橘先生の過保護な再履修



目を開けた瞬間、視界いっぱいに迫る天井。
……近い。やたら近い。

「……ぇ」

ぼんやりしたまま目をこすると、天井は消えない。
夢じゃない。
起き上がろうとして、首元が妙にすーすーすることに気づく。

(……寒……?)

視線を落とすと、見覚えのないオーバーサイズの白Tシャツ。
え、これ俺のじゃない。

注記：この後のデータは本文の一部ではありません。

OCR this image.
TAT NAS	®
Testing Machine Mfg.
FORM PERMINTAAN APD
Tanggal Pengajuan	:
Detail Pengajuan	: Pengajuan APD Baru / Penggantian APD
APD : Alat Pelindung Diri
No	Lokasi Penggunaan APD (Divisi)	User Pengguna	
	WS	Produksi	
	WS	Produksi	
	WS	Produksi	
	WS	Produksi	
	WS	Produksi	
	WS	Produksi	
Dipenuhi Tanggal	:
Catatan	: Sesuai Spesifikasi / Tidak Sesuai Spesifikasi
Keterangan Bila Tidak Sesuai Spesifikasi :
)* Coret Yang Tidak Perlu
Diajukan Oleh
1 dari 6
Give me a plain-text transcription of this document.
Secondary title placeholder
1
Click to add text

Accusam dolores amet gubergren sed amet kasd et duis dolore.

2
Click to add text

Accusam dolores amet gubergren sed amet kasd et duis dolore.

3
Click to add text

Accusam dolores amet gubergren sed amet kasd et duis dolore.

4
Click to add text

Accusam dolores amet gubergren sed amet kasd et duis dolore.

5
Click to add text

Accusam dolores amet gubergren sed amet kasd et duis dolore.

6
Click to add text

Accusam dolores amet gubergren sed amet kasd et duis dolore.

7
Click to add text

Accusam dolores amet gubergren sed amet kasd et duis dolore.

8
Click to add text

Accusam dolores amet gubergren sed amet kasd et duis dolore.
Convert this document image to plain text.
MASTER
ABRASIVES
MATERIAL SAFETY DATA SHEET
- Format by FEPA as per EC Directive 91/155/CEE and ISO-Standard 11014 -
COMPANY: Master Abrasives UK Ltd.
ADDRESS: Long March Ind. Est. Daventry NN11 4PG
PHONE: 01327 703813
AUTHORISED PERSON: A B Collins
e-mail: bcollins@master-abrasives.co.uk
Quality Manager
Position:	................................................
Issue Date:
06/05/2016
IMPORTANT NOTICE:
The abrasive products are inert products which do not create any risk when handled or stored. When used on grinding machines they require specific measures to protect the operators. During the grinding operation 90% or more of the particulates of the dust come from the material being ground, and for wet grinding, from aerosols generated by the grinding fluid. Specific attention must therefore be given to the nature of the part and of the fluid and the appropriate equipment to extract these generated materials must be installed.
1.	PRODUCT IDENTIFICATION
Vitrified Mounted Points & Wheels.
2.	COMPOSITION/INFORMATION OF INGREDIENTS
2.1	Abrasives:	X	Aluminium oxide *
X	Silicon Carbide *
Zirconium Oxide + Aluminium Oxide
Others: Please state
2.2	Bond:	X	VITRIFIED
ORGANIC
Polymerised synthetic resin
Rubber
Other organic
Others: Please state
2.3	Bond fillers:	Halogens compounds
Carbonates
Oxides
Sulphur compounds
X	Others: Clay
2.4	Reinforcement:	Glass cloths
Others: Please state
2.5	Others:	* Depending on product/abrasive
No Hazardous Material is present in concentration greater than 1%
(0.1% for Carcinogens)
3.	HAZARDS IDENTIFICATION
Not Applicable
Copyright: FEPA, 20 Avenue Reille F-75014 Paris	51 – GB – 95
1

絶対。

「……ぇ?」

さらに横を見る。
そこには、布団をしっかりかぶって安らかな顔で眠っている律くん。

すやすや。
完全に朝。
完全に隣。

「……え?」

状況が脳内で一つずつ繋がり始めて、
次の瞬間、全部が一気に爆発した。

「えええええええええええ――!?」

声にならない悲鳴を喉の奥で噛み殺しながら、
俺は固まったまま、
なぜか平然と寝ている律くんと、
知らないTシャツと、
近すぎる天井を交互に見つめ続けるしかなかった。
そしてふと気づく。

(……ここ、律くんちのロフトだ……)

相変わらずキレイにしてるなぁなんて思ったのも束の間。

「やばっ!!家に連絡!ってか遅刻!!」

俺は急に現実に振り戻され焦りまくった。
無断外泊に無断遅刻。
そのどれもが、俺はまだ未経験だ。

「と、とりあえずお母さんにれんらっ……ぐえっ!」

スマホを探そうと起き上がった瞬間、
腰に回された手がぐっと俺を布団の中に引きずり込んだ。

「天音……まだ5時だから……大丈夫だから。寝よ」

「で、でも、家に連絡し……」
「してある。おばちゃんに連絡した。カテキョの時のやつ、
まだ残ってたから……ほら、もう何も心配いらない。
寝るよ……」

(……マジか。助かった……)

ホッとしたのも束の間。
俺は、心臓が飛び出るかと思った。
律くんとの距離はわずか10センチ。
俺の鼻先にあと数ミリで律くんの銀髪が触れそうだ。

背中に当たる布団の感触よりも、
すぐ近くにある律くんの体温のほうが、
くっきりと伝わってくる。

(ち、近……近すぎ……)

さっきまで眠っていたはずなのに、
律くんの腕は、当たり前みたいに俺の腰のあたりにあって、
逃げ場を塞ぐように、でも乱暴じゃない力で留めている。

……また、寝てる。
なのに、腕だけは離さない。

(……これ、絶対寝れないやつじゃん……)

どくん、どくんと、自分の鼓動の音がうるさすぎて、
このままじゃ律くんを起こしてしまうんじゃないかと
本気で心配になる。
俺は息を殺して、羊を数えながらそっと目を閉じた。